Here are five fast facts to know about the Hogwarts boarding school in Wales.
Dubbed the “hippy” Hogwarts boarding school
UWC Atlantic was the first of the UWC Schools collection, which was founded by German educationalist Kurt Hahn in 1962. It was to play a key unifying role during the Cold War: “to engage young people from all nations in finding peaceful means to bring together a world divided by political, racial, and socio-economic barriers.”
This made it the perfect starting ground to forge cross-cultural bonds. It also became known as a “Hogwarts for hippies,” where learning focuses on real-life relationships and situations. Students attend classes in the morning and spend time on personal development activities in the afternoon, which allows them to spend time on sports, creativity, or community initiatives. Simply put, they are given the freedom and facilities to grow into their own person.

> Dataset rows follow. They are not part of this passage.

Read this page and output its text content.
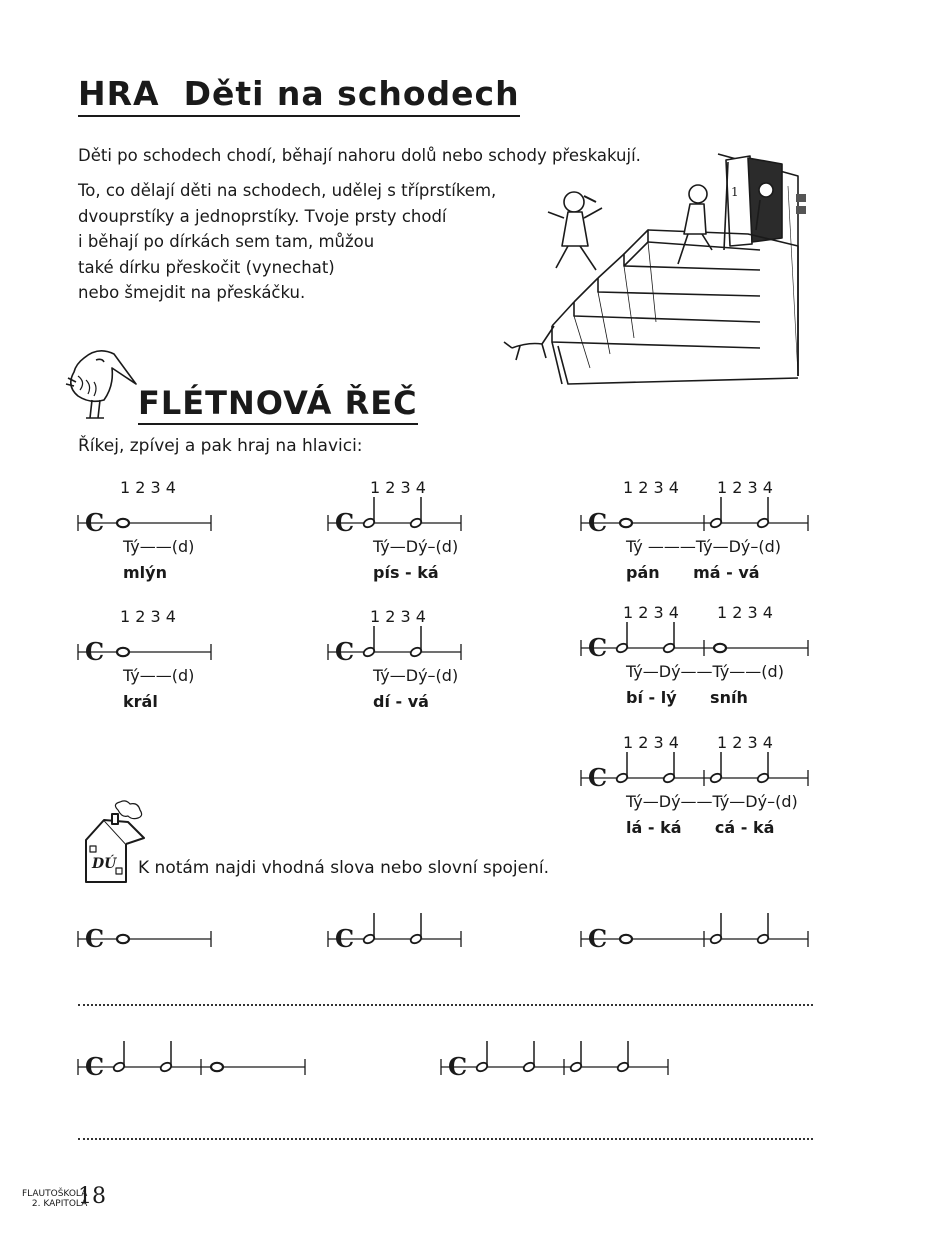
HRA Děti na schodech
Děti po schodech chodí, běhají nahoru dolů nebo schody přeskakují.
To, co dělají děti na schodech, udělej s tříprstíkem,
dvouprstíky a jednoprstíky. Tvoje prsty chodí
i běhají po dírkách sem tam, můžou
také dírku přeskočit (vynechat)
nebo šmejdit na přeskáčku.
1
FLÉTNOVÁ ŘEČ
Říkej, zpívej a pak hraj na hlavici:
C
1 2 3 4
Tý——(d)
mlýn
C
1 2 3 4
Tý—Dý–(d)
pís - ká
C
1 2 3 4 1 2 3 4
Tý ———Tý—Dý–(d)
pán      má - vá
C
1 2 3 4
Tý——(d)
král
C
1 2 3 4
Tý—Dý–(d)
dí - vá
C
1 2 3 4 1 2 3 4
Tý—Dý——Tý——(d)
bí - lý      sníh
C
1 2 3 4 1 2 3 4
Tý—Dý——Tý—Dý–(d)
lá - ká      cá - ká
DÚ K notám najdi vhodná slova nebo slovní spojení.
C	C	C
C	C
FLAUTOŠKOLA
2. KAPITOLA
18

It hosts princes and princesses
Sprawled on 122-acres, this Hogwarts boarding school welcomes students into eight houses. They live in four-person dormitories and dine together in the Great Hall. To attend this school, though, students must be nominated by national committees in their home countries.

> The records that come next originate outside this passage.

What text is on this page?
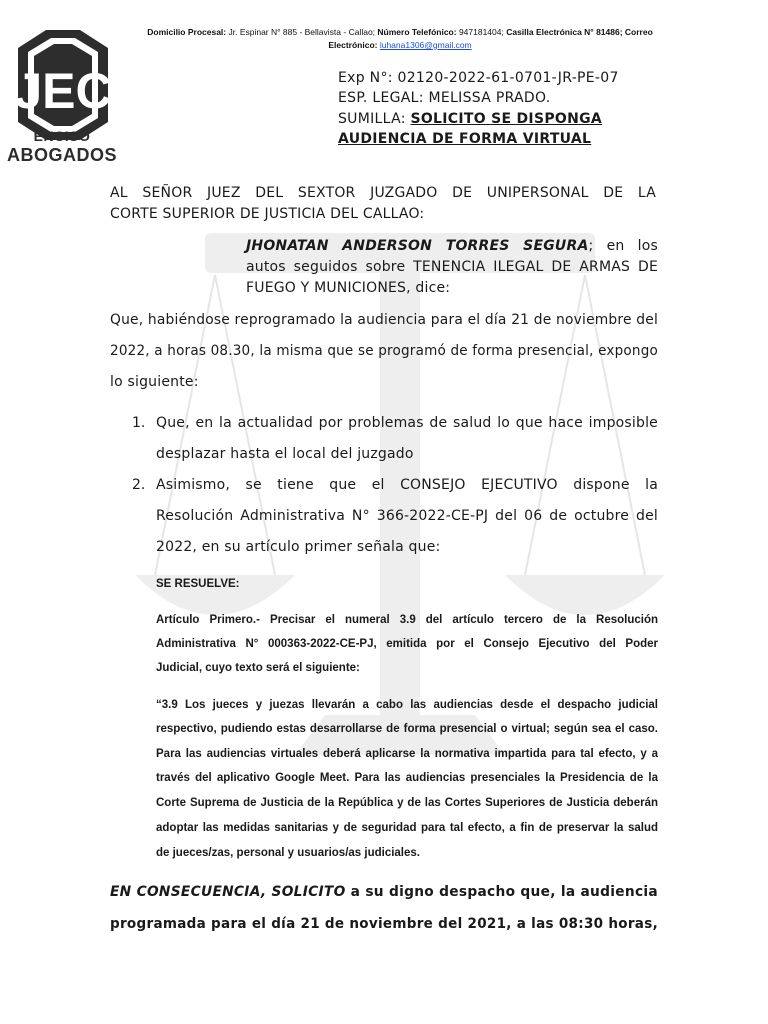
Domicilio Procesal: Jr. Espinar N° 885 - Bellavista - Callao; Número Telefónico: 947181404; Casilla Electrónica N° 81486; Correo
Electrónico: luhana1306@gmail.com
JEC
ENCISO
ABOGADOS
Exp N°: 02120-2022-61-0701-JR-PE-07
ESP. LEGAL: MELISSA PRADO.
SUMILLA: SOLICITO SE DISPONGA
AUDIENCIA DE FORMA VIRTUAL
AL SEÑOR JUEZ DEL SEXTOR JUZGADO DE UNIPERSONAL DE LA
CORTE SUPERIOR DE JUSTICIA DEL CALLAO:
JHONATAN ANDERSON TORRES SEGURA; en los
autos seguidos sobre TENENCIA ILEGAL DE ARMAS DE
FUEGO Y MUNICIONES, dice:
Que, habiéndose reprogramado la audiencia para el día 21 de noviembre del
2022, a horas 08.30, la misma que se programó de forma presencial, expongo
lo siguiente:
1. Que, en la actualidad por problemas de salud lo que hace imposible
desplazar hasta el local del juzgado
2. Asimismo, se tiene que el CONSEJO EJECUTIVO dispone la
Resolución Administrativa N° 366-2022-CE-PJ del 06 de octubre del
2022, en su artículo primer señala que:
SE RESUELVE:
Artículo Primero.- Precisar el numeral 3.9 del artículo tercero de la Resolución
Administrativa N° 000363-2022-CE-PJ, emitida por el Consejo Ejecutivo del Poder
Judicial, cuyo texto será el siguiente:
“3.9 Los jueces y juezas llevarán a cabo las audiencias desde el despacho judicial
respectivo, pudiendo estas desarrollarse de forma presencial o virtual; según sea el caso.
Para las audiencias virtuales deberá aplicarse la normativa impartida para tal efecto, y a
través del aplicativo Google Meet. Para las audiencias presenciales la Presidencia de la
Corte Suprema de Justicia de la República y de las Cortes Superiores de Justicia deberán
adoptar las medidas sanitarias y de seguridad para tal efecto, a fin de preservar la salud
de jueces/zas, personal y usuarios/as judiciales.
EN CONSECUENCIA, SOLICITO a su digno despacho que, la audiencia
programada para el día 21 de noviembre del 2021, a las 08:30 horas,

The princesses are not the first royal to attend UWC Atlantic and are not likely to be the last. UWC Atlantic alumni include Crown Princess Elisabeth of Belgium, King Willem-Alexander of the Netherlands, and Princess Raiyah of Jordan.

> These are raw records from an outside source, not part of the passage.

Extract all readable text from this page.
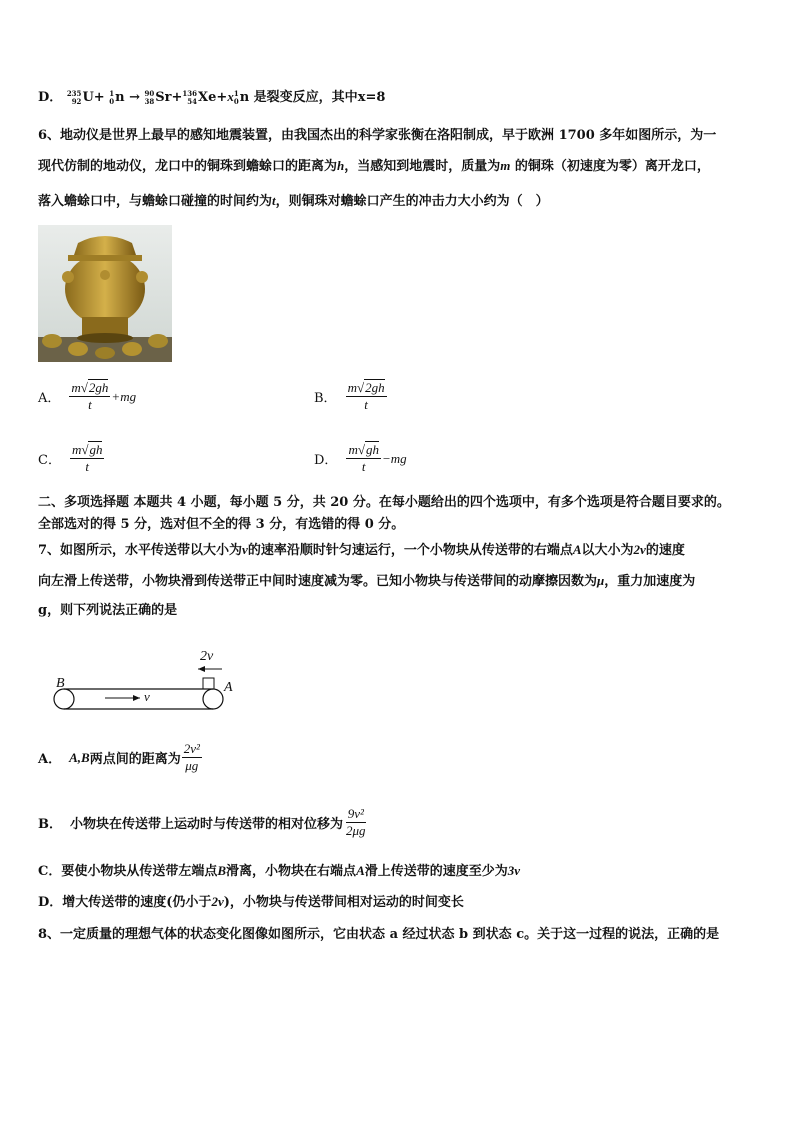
D． 235
92 U+ 1
0 n → 90
38 Sr+ 136
54 Xe+x 1
0 n 是裂变反应，其中x=8
6、地动仪是世界上最早的感知地震装置，由我国杰出的科学家张衡在洛阳制成，早于欧洲 1700 多年如图所示，为一
现代仿制的地动仪，龙口中的铜珠到蟾蜍口的距离为h，当感知到地震时，质量为m 的铜珠（初速度为零）离开龙口，
落入蟾蜍口中，与蟾蜍口碰撞的时间约为t，则铜珠对蟾蜍口产生的冲击力大小约为（　）
A． $\frac{m√2gh}{t} +mg$	B． $\frac{m√2gh}{t}$
C． $\frac{m√gh}{t}$	D． $\frac{m√gh}{t} -mg$
二、多项选择题 本题共 4 小题，每小题 5 分，共 20 分。在每小题给出的四个选项中，有多个选项是符合题目要求的。
全部选对的得 5 分，选对但不全的得 3 分，有选错的得 0 分。
7、如图所示，水平传送带以大小为v的速率沿顺时针匀速运行，一个小物块从传送带的右端点A以大小为2v的速度
向左滑上传送带，小物块滑到传送带正中间时速度减为零。已知小物块与传送带间的动摩擦因数为μ，重力加速度为
g，则下列说法正确的是
2v
B	A
v
A． A,B 两点间的距离为 $\frac{\text{2v²}}{\mu g}$
B． 小物块在传送带上运动时与传送带的相对位移为 $\frac{\text{9v²}}{2\mu g}$
C．要使小物块从传送带左端点B滑离，小物块在右端点A滑上传送带的速度至少为3v
D．增大传送带的速度(仍小于2v)，小物块与传送带间相对运动的时间变长
8、一定质量的理想气体的状态变化图像如图所示，它由状态 a 经过状态 b 到状态 c。关于这一过程的说法，正确的是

There are scholarships to encourage diversity
Principal Peter T. Howe said that over 60% of UWC Atlantic students receive full or partial scholarships, which allows those from less privileged backgrounds to have a shot at studying at this modern-day Hogwarts boarding school. “It’s not just for rich kids. It’s not just for poor kids,” he told the Insider. “The idea is that if you bring students together from around the world for the final two years of their high school, they would form these bonds of friendship that would be stronger than their nationalist ties.”
It effectively replaces hierarchy with humility; teachers are even referred to by their first name, in an effort to promote equality. Life here is pretty low-profile — for example, students are banned from displaying wealth with designer items. This fosters a mixed environment where children of Russian billionaires mingle with Syrian refugees.
It offers the International Baccalaureate
At the cost of US$95,000 for two years, 16 to 19-year-olds can pursue the International Baccalaureate Diploma Programme at this Welsh Hogwarts boarding school. As the campus is rather secluded, they have been able to continue in-person teaching with health and safety protocols.